Mais le Conseil fédéral est revenu, en fin d'année, à son opinion première au terme de la procédure de consultation. Cette dernière l'a conforté dans sa volonté de ne pas opposer un contre-projet indirect à l'initiative; bien que les cantons et la majorité des partis soient favorables à un contre-projet – contrairement aux milieux de l'industrie et de la recherche – ils ne désirent pas y voir figurer un droit de plainte et de recours mais se prononcent en faveur d'un renforcement des droits des commissions cantonales et une extension du champ d'application de la loi sur la protection des animaux
[39].
Dans le même mouvement, le Conseil fédéral a signé et demandé au parlement de ratifier la convention européenne de 1986 sur la protection des animaux vertébrés employés dans des essais scientifiques, texte qui est moins restrictif que le droit suisse en la matière
[40].
Une
nouvelle initiative contre la vivisection, «pour l'abolition de l'expérimentation animale», a été lancée en octobre. Beaucoup plus radicale que celle de la FSPA, elle émane de la «Ligue internationale des médecins pour l'abolition de la vivisection» (LIMAV). Composée de 300 scientifiques répartis dans une vingtaine de pays, cette organisation demande la cessation immédiate et absolue de toute espèce d'expérimentation animale sur le territoire de la Confédération. Contrairement à sa concurrente, cette initiative ne prévoit aucune dérogation possible et se rapproche ainsi, par son intransigeance, de celle proposée par Franz Weber quatre ans auparavant. En plus des arguments traditionnels d'ordre éthique ou moral, les membres de la LIMAV axent également le débat autour de problèmes purement médicaux en affirmant que les expérimentations animales n'ont aucune valeur scientifique dans le sens où il ne serait pas possible d'extrapoler à partir de l'animal pour soigner l'homme et ce d'autant plus que le cobaye est soumis en laboratoire à des conditions de stress extrêmes, et de citer, en exemple, les effets néfastes de la thalidomide, de la cortisone, de certains antibiotiques, de certains antirhumatismaux et de certains vaccins
[41].
[35] Cf. APS 1985, p. 92 et 1987, p. 116.

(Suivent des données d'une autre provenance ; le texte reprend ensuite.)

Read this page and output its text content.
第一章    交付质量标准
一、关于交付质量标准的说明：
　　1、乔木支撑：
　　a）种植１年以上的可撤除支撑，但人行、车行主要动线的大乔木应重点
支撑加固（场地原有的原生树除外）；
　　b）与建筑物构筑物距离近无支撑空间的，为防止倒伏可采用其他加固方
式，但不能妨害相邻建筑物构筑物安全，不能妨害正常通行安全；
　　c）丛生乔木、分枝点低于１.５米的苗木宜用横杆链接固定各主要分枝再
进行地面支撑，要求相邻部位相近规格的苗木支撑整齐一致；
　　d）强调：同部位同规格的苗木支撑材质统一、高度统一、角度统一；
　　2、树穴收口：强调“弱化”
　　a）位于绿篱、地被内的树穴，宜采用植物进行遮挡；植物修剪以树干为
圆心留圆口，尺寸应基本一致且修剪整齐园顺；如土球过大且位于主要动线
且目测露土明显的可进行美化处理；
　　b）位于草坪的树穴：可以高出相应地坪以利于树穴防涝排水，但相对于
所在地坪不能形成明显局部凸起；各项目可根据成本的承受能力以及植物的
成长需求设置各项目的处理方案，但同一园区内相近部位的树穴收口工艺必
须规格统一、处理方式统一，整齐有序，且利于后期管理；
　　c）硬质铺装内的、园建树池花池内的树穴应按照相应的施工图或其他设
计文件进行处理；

[36] Ce qui représente 1 180 789 animaux vertébrés utilisés en laboratoire au cours de l'année 1988. 93,3% d'entre eux sont de petite taille (souris, rats, hamsters etc.), le solde étant composé de grands mamifères tels les singes (dont le nombre est en augmentation), les chats, le bétail etc. (Schweizer Tierschutz, Positionspapier Tierversuche; NZZ, 10.6.89; 24 Heures, 25.10.89).
[37] FF, 1989, I, p. 961 ss.; presse du 31.1.89 et RFS, 6, 7.2.89.
[38] NZZ, 28.6.89; presse du 31.8.89.
[39] BaZ, 16.10.89; Vat., 2.12.89; Bund, 5.12.89; NZZ, 11.12. et 18.12 89; presse du 22.12.89.
[40] NZZ, 5.5. et 6.5.89.
[41] FF, 1989, III, p. 933 ss.; presse du 18.10.89.